As cidades portuguesas têm tipicamente necessidade de fazer investimento na reabilitação – e isso tem que ver com um elevado potencial de poupança. O Estado pode reduzir muito. E há um potencial enorme na iluminação pública. No dia em que eu poupar 20 por cento num hospital, eu liberto recursos para medicamentos. No dia em que poupar 20 por cento em iluminação pública, eu liberto recursos para ação social. Os efeitos de uma crise podem ser mitigados com uma gestão eficiente da energia.

Os mercados da América Latina são novos, há edifícios mais recentes. Não é mais difícil aplicar estas medidas em Portugal?
Estão em forte crescimento e têm um enorme potencial. México e Brasil querem diferenciar-se, mas não têm a mesma abertura dos mercados europeus. A Escandinávia é exemplar, mas Portugal tem feito o seu caminho. Em 2005 tivemos uma seca e houve uma campanha de poupança de água. As pessoas puseram em funcionamento algumas estratégias e, desde então, nunca voltámos a gastar o que antes consumíamos em água. As pessoas puseram garrafas dentro do autoclismo e nunca mais as tiraram. Os portugueses assumiram uma postura de gestão do recurso. Temos potencial, mas há que torná-lo mais fácil.

Isso tem de começar pela transparência, não?
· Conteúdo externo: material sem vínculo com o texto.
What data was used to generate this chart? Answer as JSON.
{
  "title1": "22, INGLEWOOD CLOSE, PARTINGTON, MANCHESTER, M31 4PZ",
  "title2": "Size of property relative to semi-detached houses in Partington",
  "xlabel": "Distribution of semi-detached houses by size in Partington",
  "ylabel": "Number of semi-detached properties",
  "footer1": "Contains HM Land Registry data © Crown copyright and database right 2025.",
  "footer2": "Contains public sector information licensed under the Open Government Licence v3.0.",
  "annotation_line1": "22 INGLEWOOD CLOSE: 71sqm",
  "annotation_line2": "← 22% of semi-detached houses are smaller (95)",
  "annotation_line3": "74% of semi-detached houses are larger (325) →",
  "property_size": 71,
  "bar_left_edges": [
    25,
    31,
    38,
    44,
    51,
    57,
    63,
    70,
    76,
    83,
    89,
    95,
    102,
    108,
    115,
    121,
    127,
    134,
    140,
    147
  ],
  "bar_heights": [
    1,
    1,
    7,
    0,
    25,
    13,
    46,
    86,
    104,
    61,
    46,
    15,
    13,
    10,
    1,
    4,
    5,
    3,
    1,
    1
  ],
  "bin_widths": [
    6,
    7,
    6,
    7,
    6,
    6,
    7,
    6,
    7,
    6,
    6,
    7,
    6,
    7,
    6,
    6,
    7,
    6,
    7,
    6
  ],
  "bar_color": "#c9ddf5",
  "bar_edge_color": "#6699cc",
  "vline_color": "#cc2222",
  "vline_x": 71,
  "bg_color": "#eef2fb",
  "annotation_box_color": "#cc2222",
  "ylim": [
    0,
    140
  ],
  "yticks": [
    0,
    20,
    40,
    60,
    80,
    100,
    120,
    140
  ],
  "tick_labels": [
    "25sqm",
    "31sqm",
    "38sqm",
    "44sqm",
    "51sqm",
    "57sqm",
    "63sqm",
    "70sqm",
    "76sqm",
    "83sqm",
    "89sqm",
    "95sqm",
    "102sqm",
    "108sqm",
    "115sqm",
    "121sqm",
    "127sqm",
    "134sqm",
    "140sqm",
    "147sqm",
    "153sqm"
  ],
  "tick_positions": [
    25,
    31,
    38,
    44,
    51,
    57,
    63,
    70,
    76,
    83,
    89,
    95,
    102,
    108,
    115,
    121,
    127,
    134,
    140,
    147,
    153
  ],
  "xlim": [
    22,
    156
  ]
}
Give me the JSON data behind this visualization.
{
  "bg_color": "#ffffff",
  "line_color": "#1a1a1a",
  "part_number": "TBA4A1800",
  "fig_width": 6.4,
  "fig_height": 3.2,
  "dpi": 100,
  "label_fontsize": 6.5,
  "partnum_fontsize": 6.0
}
Tornar a informação disponível aos cidadãos.
Em Nova Iorque existe uma coisa chamada City Analytics. A cidade disponibiliza livremente toda a informação dos dados em relação à energia, ao policiamento, aos recursos, etc. Isto permite gerir de uma forma muito mais eficiente a cidade, mas também cria emprego, inovação e propostas dos próprios cidadãos.

Em Portugal, há muitas vezes a perceção de haver monopólios energéticos e até cartelização de alguns operadores. Existe vontade política para criar processos de redução da energia?
Quando o ministro do Ambiente fala de economia verde, fala disto. Há um objetivo europeu, que Portugal segue, de redução de energia. Quando as políticas de ambiente, energia e ordenamento do território pertencem ao mesmo ministério, há condições efetivas para adotar não só a ideia das cidades inteligentes, como a de uma economia verde. Poupar energia e recursos gera riqueza e disponibiliza recursos para a criação de mais riqueza.